By default, the match configuration file (matchConfigFile.cfg) includes rows specifically for matching on the fields that are parsed from the street address fields, such as the street number, street direction, and so on. The file also defines several generic match types you can configure for address fields. You can use any of the existing rows for matching or you can add rows for the fields you want to match. If you specify an “Address” match type for any field in the Master Index Wizard, the default fields that store the parsed data are automatically added to the match string in mefa.xml. These fields include the house number, street direction, street type, and street name. You can remove any of these fields from the match string.

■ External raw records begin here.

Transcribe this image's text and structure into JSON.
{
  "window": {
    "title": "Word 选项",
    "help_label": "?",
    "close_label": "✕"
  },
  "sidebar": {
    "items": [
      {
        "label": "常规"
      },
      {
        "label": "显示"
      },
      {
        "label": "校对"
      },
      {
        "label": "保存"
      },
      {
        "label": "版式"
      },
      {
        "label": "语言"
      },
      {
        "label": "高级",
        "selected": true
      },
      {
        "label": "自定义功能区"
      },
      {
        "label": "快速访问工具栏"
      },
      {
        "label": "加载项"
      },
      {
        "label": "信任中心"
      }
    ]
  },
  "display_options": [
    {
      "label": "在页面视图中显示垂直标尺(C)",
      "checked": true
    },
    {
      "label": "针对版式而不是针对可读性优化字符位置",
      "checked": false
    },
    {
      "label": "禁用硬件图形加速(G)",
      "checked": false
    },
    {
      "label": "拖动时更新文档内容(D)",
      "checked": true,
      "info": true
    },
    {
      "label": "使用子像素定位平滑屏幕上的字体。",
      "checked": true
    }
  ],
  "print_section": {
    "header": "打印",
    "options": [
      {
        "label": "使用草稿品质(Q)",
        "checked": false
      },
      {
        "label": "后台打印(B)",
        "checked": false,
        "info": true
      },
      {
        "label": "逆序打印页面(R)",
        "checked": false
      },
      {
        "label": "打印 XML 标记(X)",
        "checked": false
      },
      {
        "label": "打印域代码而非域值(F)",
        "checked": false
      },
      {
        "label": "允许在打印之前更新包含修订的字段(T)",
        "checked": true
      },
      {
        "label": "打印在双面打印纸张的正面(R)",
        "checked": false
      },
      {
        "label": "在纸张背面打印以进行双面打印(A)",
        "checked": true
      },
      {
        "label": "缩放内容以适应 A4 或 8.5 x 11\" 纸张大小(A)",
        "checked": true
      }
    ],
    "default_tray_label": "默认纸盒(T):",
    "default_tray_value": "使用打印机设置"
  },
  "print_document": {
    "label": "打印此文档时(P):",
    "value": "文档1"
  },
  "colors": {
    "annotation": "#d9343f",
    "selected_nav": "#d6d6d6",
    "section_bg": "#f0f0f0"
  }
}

When matching on address fields, determine whether you want to use the original field values, the standardized field values, or the phonetic values. The match engine can handle any of these types of fields, but the best comparator for each type might be different. Also determine how much weight you want to give each field type and configure the match configuration file accordingly.
By default, the match configuration file (matchConfigFile.cfg) includes rows specifically for matching on the fields that are parsed from the business name fields. The file also defines several generic match types you can customize to use with business name fields. You can use any of the existing rows for matching or you can add rows for the fields you want to match. If you specify a “BusinessName” match type for any field in the wizard, most of the parsed business name fields are automatically added to the match string in mefa.xml, including the name, organization type, association type, sector, industry, and URL. You can remove any of these fields from the match string.
When matching on business name fields, determine whether you want to use the original field values, the standardized field values, or the phonetic values. The match engine can handle any of these types of fields, but the best comparator for each type might be different. Also determine how much weight you want to give each field type and configure the match configuration file accordingly.